Natchez, it will be remembered, is on the eastern side of the Mississippi, and on one of the bends of that magnificent river, withdrawn a little from its banks, and sloping handsomely down to its flowing waters. Above and below the immediate town, are many eligible and pleasant sites for country seats, should that part of the country ever possess wealth and taste enough, to think of building them. But at the period of my story, there was nothing of the kind. Dark pine groves, and impenetrable thicks of beech and sycamore, with their lofty branches intertwined in many a wild convolution, made a high and thick canopy for the wearied traveler; while the beautiful flowers of the region, among which was the splendid magnolia, gave the forest, the freshness and fragrance of a lady’s flower garden. From morn till night, the woods were alive with music, and over all, was that sweet harmonist of nature, the American mocking-bird, with its rising and falling, ever-varying modulations—now screaming like the startled vulture of the cliffs—and now sinking away with a witching alternation of soft, plaintive, heart-moving minstrelsy, sufficient, it would seem, to charm rocks and forest trees,—He who built Thebes, would have thrown away his instrument in despair, could he have heard but one note of this wild-wood melodist.

I said there were no country seats there. I mistake. There was one bright spot, about twelve miles above Natchez, which, though it had small pretensions to the surpassing beauty of some of the fine superstructures on these northern rivers; nevertheless, for that day and place, it was, certainly, an elegant and hospitable mansion. That it was hospitable, many a man, yet living, can testify—for many were the travelers, visiting in that region, who spent days there, and enjoyed the rich hospitality and urbane attentions of its warm-souled, accomplished proprietor. This man, Charles Glenning, was certainly as gentlemanly a person as I ever knew. He was educated at the north—had spent his early days there—but for the sake of business, to which he betook him on leaving College, he went to the south, carrying with him as bright a bud of feminine loveliness, as ever God suffered to bloom in this uncongenial, ugly world. I cannot paint her—there’s no telling how beautiful she was. It wasn’t beauty of feature; neither was it beauty of mind—and yet, it was beauty of a high and ardent cast, which made you feel you were in the presence of a spirit, the moment you came near her. Forehead white as death—yet, neither intellectual nor otherwise,—soft blue eyes, that made you think they were little pieces cut out of the bluest summer sky,—complexion like ivory,—lips like the finest evening tints, in the back ground of one of Claude Lorraine’s landscapes,—and a figure as faultless as ever was hewn from the Pentelican marble, or set a painter a dreaming over his easel.—Imagine these, and you may get a glimpse of the laughing, bright-eyed Isabel Glenning.
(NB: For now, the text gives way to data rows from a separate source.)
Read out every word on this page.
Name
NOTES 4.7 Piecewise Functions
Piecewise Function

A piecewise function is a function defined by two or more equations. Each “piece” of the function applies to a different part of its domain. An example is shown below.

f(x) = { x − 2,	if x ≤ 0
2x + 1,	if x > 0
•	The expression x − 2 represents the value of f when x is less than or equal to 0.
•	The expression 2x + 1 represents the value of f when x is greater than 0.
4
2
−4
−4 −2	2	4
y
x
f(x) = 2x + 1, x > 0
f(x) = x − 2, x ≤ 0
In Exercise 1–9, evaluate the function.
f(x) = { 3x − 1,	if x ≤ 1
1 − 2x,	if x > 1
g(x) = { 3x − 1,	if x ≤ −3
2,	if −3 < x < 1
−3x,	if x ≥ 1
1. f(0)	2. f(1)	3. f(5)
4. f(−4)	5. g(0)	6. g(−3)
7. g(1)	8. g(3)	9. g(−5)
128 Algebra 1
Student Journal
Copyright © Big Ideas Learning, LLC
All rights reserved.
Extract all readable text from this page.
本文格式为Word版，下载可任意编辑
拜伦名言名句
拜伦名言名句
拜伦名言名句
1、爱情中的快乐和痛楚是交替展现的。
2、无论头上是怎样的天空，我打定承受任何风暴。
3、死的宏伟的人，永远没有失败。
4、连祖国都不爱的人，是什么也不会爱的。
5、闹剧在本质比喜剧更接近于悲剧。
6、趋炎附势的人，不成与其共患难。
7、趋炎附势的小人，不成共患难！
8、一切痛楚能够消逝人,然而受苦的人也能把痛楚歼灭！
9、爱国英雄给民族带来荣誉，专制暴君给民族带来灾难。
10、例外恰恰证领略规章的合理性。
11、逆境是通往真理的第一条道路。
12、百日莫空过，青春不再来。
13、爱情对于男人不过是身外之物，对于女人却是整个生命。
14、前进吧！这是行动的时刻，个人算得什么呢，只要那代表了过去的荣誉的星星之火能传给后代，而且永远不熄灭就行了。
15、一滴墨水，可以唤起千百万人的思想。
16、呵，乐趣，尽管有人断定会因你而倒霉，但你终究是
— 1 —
Her love for her husband was as strange as her beauty. O! the treasure—the full, proud treasures of such a heart as that! Dive into mines—bring up jewels—fill your dwelling—win sceptres—ride the world like Cæsar or Alexander—and then offer me the pure, deep, devoted, heart’s affection of such a spiritual creature as she was, and I would spurn them all as the dirty commerce of dirtier minds. She lived only for him—she dreamed only for him—he was all. Place her in a palace, in an Esquimaux hut; in a fairyland, in a desert; no matter where—only with him—him she had chosen to live and die with, and her cup was full.

The circumstances which led me to their acquaintance were peculiar, and such as entwined me into their best feelings. They had been married about four summers; and the fruits of their union, was a little, crowing, curly headed boy, sweet as his mother’s beauty. I was hunting on the side of the Mississippi, one warm afternoon, when I observed something floating at a distance, which by means of my dog, was brought to land; and, to my surprise, were presented the lifeless, yet still warm features of this same little fellow. It seemed that playing near the river, he had fallen in, and was near about breathing his last. Taking him in my arms, I hurried home, and just in time to save him. From that hour, they loved me as a brother.